それまで不要不急の外出制限がありましたが、外出やイベントを含めたあらゆる社会経済活動を段階的に緩和する方針を示されましたが、それから日本の感染症対策は新たな局面に入りました。

これに伴い、人事的な施策をどのように今後行っていくのか、大きなテーマとなってまいりました。

弊社においても4月の新入社員研修はオンラインで1か月にわたって研修を行いましたが、これはコロナウィルスという環境変化に強制的にとらなくてはならかなった施策でした。

withコロナの時代に、どのように教育機会を設計、運営をしていったらよいか、悩まれている教育担当者の方は多いのではないでしょうか。

ここで現在急激に進んでいるテレワークの状況を踏まえ、教育にもオンラインツールを活用した研修が増加しています。

実際に、非常に多くなったのが、IT業界から研修業界への参入です。

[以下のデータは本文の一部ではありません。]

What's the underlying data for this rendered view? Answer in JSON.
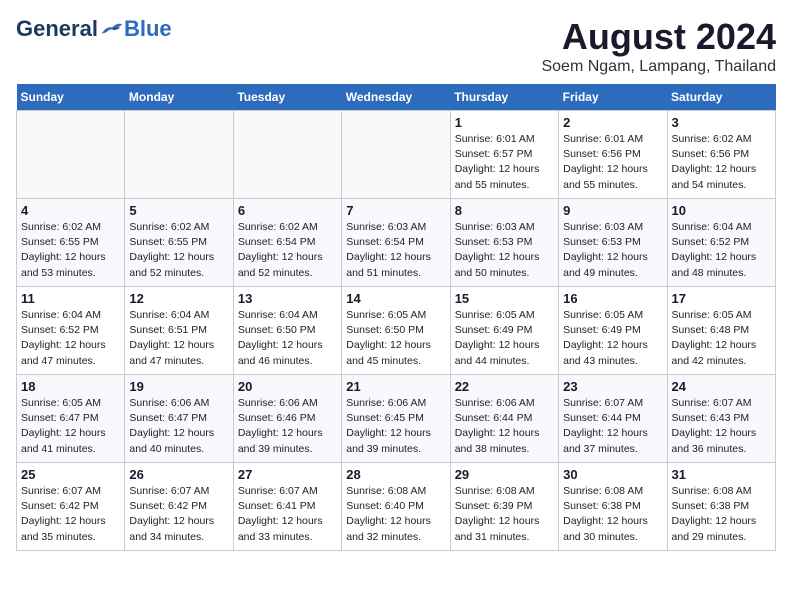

今後さらに、オンラインツールを活用した教育プログラムや、e-ラーニングコンテンツが増えてくることでしょう。

この教育業界革命期において、人事ご担当者に起きているサイクルです(図表1)。

①実際に4月ごろのタイミングでは、研修を中止することの準備も整わず、とりあえずオンラインで研修をやってしまおうと実施された企業は多いのではないでしょうか。そもそも緊急事態。多少の運営のバタつきは多めに見てももらえるだろうしということで、人事担当者側も企業研修運営企業もオンライン研修にチャレンジをしました。

②やってみると。始めた当初は集合型行っていた研修をオンライン研修でやれるはずがないと考えていましたが、意外や意外、「結構オンラインでも研修出来てしまうね」という研修講師の感想や、受講生のアンケート調査からわかってきました。

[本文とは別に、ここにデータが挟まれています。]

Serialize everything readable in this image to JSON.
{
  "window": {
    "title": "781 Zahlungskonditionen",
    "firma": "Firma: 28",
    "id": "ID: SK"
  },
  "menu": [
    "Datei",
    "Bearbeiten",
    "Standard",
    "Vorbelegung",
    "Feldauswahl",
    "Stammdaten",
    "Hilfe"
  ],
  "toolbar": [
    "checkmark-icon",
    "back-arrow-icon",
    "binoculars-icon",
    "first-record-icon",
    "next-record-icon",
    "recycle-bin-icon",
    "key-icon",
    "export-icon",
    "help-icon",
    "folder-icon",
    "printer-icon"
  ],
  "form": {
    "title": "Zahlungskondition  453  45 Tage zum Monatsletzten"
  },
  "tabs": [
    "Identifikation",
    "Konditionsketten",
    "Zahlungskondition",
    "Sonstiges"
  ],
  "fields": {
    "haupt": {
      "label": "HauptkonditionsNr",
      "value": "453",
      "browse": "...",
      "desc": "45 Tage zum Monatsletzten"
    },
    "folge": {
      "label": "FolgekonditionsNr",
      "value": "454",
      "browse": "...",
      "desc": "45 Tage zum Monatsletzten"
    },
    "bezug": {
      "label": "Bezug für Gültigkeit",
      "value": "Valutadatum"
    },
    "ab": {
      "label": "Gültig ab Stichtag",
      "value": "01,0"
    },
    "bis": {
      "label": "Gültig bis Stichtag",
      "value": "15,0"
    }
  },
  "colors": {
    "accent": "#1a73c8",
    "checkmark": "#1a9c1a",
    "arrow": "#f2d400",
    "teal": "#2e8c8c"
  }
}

③人事ご担当者、研修会社、良かった、良かったと振り返りますが、ここで出てくる話題としては、これまでかかっていた会場費などのコストが削減できてしまったね、、、どうしたものかね、、、という問題がでてきます。

④これからの厳しい市況を考えれば少しでもコスト削減することが求められますが、ねん出できた費用を何かの教育にふりわけることができれば、より効果的な教育ができるのではないかと考えるのが、人事の性です。

人事担当者を悩ませる負のサイクル(図1)

 

何を教育できれば、このwithコロナ時代の企業を支える人材を育成できるだろう?!?

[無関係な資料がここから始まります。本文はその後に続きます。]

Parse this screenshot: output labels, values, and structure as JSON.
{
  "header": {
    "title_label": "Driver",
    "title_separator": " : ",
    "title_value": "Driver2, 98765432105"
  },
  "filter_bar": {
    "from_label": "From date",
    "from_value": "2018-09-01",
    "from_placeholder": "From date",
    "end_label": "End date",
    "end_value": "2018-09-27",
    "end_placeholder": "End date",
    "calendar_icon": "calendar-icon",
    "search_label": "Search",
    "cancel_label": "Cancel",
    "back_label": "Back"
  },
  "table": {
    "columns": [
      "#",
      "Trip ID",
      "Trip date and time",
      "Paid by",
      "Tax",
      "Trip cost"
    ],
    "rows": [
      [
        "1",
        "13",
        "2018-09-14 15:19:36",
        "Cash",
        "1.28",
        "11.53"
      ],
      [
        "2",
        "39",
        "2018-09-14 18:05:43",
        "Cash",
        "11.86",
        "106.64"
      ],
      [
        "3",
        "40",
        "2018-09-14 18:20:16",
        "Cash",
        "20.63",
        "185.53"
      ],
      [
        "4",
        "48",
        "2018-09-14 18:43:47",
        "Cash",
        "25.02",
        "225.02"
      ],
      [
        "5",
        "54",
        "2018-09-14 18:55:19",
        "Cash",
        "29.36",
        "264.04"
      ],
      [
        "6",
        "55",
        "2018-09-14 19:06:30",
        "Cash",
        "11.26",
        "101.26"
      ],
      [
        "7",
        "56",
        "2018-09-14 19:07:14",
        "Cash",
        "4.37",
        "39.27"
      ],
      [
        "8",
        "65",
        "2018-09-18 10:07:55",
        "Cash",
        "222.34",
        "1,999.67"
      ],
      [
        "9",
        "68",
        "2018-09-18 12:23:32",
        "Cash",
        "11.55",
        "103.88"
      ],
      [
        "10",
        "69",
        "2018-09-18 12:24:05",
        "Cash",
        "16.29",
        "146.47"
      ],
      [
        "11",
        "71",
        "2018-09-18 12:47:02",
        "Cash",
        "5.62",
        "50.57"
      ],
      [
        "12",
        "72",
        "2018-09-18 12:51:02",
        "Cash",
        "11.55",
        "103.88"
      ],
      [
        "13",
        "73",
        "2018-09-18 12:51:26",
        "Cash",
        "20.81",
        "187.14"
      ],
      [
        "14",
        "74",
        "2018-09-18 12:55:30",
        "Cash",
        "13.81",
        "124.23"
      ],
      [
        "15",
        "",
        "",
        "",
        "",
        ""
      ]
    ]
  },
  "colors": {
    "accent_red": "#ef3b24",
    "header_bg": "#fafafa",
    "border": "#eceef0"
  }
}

現在まさにそんな悩みを抱えている人事担当者は多いのではないでしょうか。

ひとつのヒントとして、教育施策を考えていく際、ファイナンス理論を人材育成に置き換えて考えてみることが分かりやすいです。

まず、ファイナンスは、未来の企業価値の向上を目指したマネジメントです。アカウンティング(会計)とファイナンス(財務)を混合される方もいらっしゃいますが、ファイナンスは財務的な意思決定を突き詰めているものです。

アカウンティングの目的は、過去と現在から企業の現状を把握する。

ファイナンスの目的は、未来に向けた企業価値の向上です。

経営層、管理職層は、ファイナンス理論について、未来への投資であることは至極当然のこととして捉えています。

人材育成も、未来の企業価値の向上を目指したマネジメントであることに変わりはありません

 

withコロナ時代はビジネスの不確実性に対応できる人材育成が重要である

未来の企業価値の向上を目指したマネジメントは、リスクの区別を行えることが重要になってきます。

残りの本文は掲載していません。